The South African consumer goods retail industry is nearing a turning point after years of inflationary pressure and fierce competition: value is still crucial, but it is getting harder for manufacturers and retailers to maintain "always-on" discounts.

Image supplied
These businesses face limits on how much cost pressure they can absorb internally, how aggressively they can promote, and how far they can push prices.
Trade Intelligence’s 2026 South African FMCG Retail Outlook examines forces, such as these, that are reshaping the retail landscape as the industry plans for the year ahead.
How value competition intensified
In 2025, real retail growth returned, particularly in food and everyday essentials, but it was hard-won. Households remained under pressure, juggling debt, utilities and food costs, while retailers and manufacturers competed intensely for share across formats and channels.
In this environment, price and promotions became central to retailers’ strategies, a rational response to constrained shopper budgets and heightened competition.
Discounting helped protect volumes, loyalty programmes influenced trip decisions, and ‘value’ became increasingly synonymous with visible price savings.
As the year progressed, it became clear that the reliance on promotions had become embedded in how the market operates.
Prolific levels of promotions
South Africa has one of the highest levels of ‘promotional intensity’ in the world, with a significant share of sales driven by specials.
As seen in the global comparison table, South Africa has a high and increasing reliance on special offers, discounts and promotions.
Looking at the retailers specifically, Clicks is at the high end of the spectrum, where 47% of revenue comes from products sold on promotion (rising steadily from 41% in 2021).
There are different attitudes to promotional intensity levels, with Clicks embracing its high level of promotional intensity, while Shoprite warns of margin erosion.
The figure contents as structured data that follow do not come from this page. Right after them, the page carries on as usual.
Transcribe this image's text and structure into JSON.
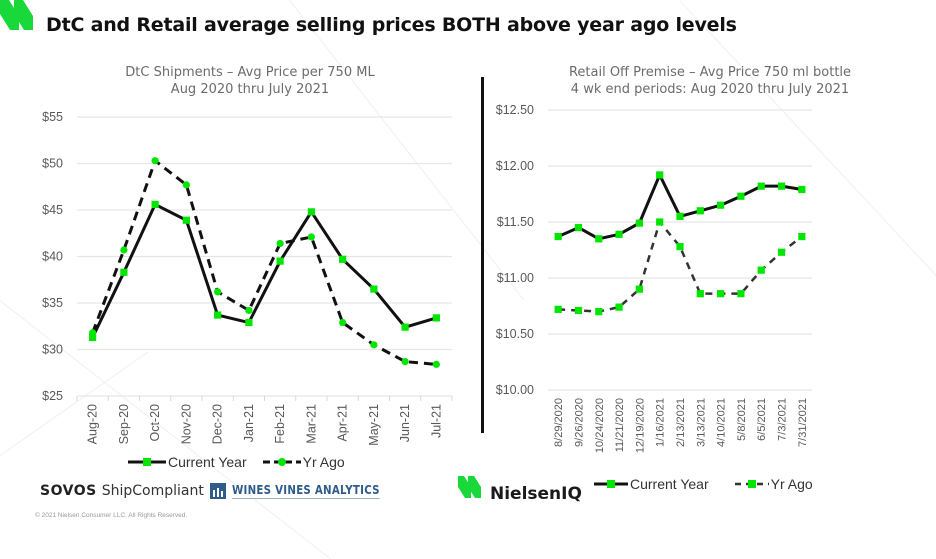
{
  "headline": "DtC and Retail average selling prices BOTH above year ago levels",
  "colors": {
    "brand_green": "#18d83a",
    "marker_green": "#00e600",
    "line_black": "#111111",
    "grid": "#e6e6e6",
    "wva_blue": "#2e5d8c"
  },
  "chart_data": [
    {
      "type": "line",
      "title": "DtC Shipments – Avg Price per 750 ML",
      "subtitle": "Aug 2020 thru July 2021",
      "xlabel": "",
      "ylabel": "",
      "categories": [
        "Aug-20",
        "Sep-20",
        "Oct-20",
        "Nov-20",
        "Dec-20",
        "Jan-21",
        "Feb-21",
        "Mar-21",
        "Apr-21",
        "May-21",
        "Jun-21",
        "Jul-21"
      ],
      "ylim": [
        25,
        55
      ],
      "yticks": [
        25,
        30,
        35,
        40,
        45,
        50,
        55
      ],
      "ytick_labels": [
        "$25",
        "$30",
        "$35",
        "$40",
        "$45",
        "$50",
        "$55"
      ],
      "grid": true,
      "legend_position": "bottom",
      "series": [
        {
          "name": "Current Year",
          "style": "solid",
          "marker": "square",
          "values": [
            31.3,
            38.3,
            45.6,
            43.9,
            33.7,
            32.9,
            39.5,
            44.8,
            39.7,
            36.5,
            32.4,
            33.4
          ]
        },
        {
          "name": "Yr Ago",
          "style": "dashed",
          "marker": "circle",
          "values": [
            31.8,
            40.7,
            50.3,
            47.7,
            36.2,
            34.2,
            41.4,
            42.1,
            32.9,
            30.5,
            28.7,
            28.4
          ]
        }
      ]
    },
    {
      "type": "line",
      "title": "Retail Off Premise – Avg Price 750 ml bottle",
      "subtitle": "4 wk end periods: Aug 2020 thru July 2021",
      "xlabel": "",
      "ylabel": "",
      "categories": [
        "8/29/2020",
        "9/26/2020",
        "10/24/2020",
        "11/21/2020",
        "12/19/2020",
        "1/16/2021",
        "2/13/2021",
        "3/13/2021",
        "4/10/2021",
        "5/8/2021",
        "6/5/2021",
        "7/3/2021",
        "7/31/2021"
      ],
      "ylim": [
        10.0,
        12.5
      ],
      "yticks": [
        10.0,
        10.5,
        11.0,
        11.5,
        12.0,
        12.5
      ],
      "ytick_labels": [
        "$10.00",
        "$10.50",
        "$11.00",
        "$11.50",
        "$12.00",
        "$12.50"
      ],
      "grid": true,
      "legend_position": "bottom",
      "series": [
        {
          "name": "Current Year",
          "style": "solid",
          "marker": "square",
          "values": [
            11.37,
            11.45,
            11.35,
            11.39,
            11.49,
            11.92,
            11.55,
            11.6,
            11.65,
            11.73,
            11.82,
            11.82,
            11.79
          ]
        },
        {
          "name": "Yr Ago",
          "style": "dashed",
          "marker": "square",
          "values": [
            10.72,
            10.71,
            10.7,
            10.74,
            10.9,
            11.5,
            11.28,
            10.86,
            10.86,
            10.86,
            11.07,
            11.23,
            11.37
          ]
        }
      ]
    }
  ],
  "logos": {
    "sovos": "SOVOS",
    "shipcompliant": "ShipCompliant",
    "wines_vines": "WINES VINES ANALYTICS",
    "nielseniq": "NielsenIQ"
  },
  "copyright": "© 2021 Nielsen Consumer LLC. All Rights Reserved."
}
When value loses its sparkle
Promotions have become central to winning footfall and driving volume, resulting in a landscape where deals are expected rather than exceptional, and where promotional noise makes it harder for retailers and brands to stand out.
A key pitfall of sustained, high promotional activity across the market is that promotions do not automatically build loyalty.
“Shoppers are highly fluid, cherry-picking offers across retailers and brands, and they are often guided by loyalty apps and digital price comparisons,” explains Nicola Allen, senior analyst at Trade Intelligence.
According to Trade Intelligence research, 58% of South African household shoppers shop at four or more different retailers and have on average 3.6 loyalty cards.
“The abundance and constant nature of promotions has also led to the emergence of ‘promo-only shoppers’, who wait for their items to go on promotion before buying,” continues Allen.
At the same time, retailers and manufacturers face limits on how much cost pressure they can absorb internally, how aggressively they can promote, and how far prices can be pushed without undermining brand positioning or shopper trust. High promotional intensity brings diminishing returns, margin pressure and narrows the scope for further price-led growth. The way value is delivered must evolve.
The next phase of value
“The current environment is likely to result in two key shifts – greater personalisation versus everyday low pricing,” says Allen.
Focus is moving towards more personalised offers, based on how, where and what people buy. Loyalty programme data is central to this change, increasingly determining who gets which deals and when. Rather than offering the same promotions to everyone, value is becoming more targeted and behaviour-led, reflected in initiatives such as Woolworths’ relaunched WRewards programme.
Meanwhile, other retailers are placing greater emphasis on managing price perception through consistent everyday pricing and credible value cues, rather than relying on frequent or constant promotions.
Retailers such as Boxer, Makro and the recently opened Walmart stores lean more heavily on EDLP (everyday low price) strategies, using stable pricing to signal value and build trust.
Behind these shifts sits a commercial reality: retailers and suppliers are trying to balance affordability for shoppers with sustainability – what makes financial sense and is viable for their businesses? And for shoppers, the result is likely to be a value experience that feels less noisy, more personalised and, over time, more predictable, even as price sensitivity remains high.
Value is not losing importance in South African FMCG retail, but it is changing shape. While still driving volumes, simply increasing promotional intensity or discount depth delivers less loyalty and profit for both retailers and brands.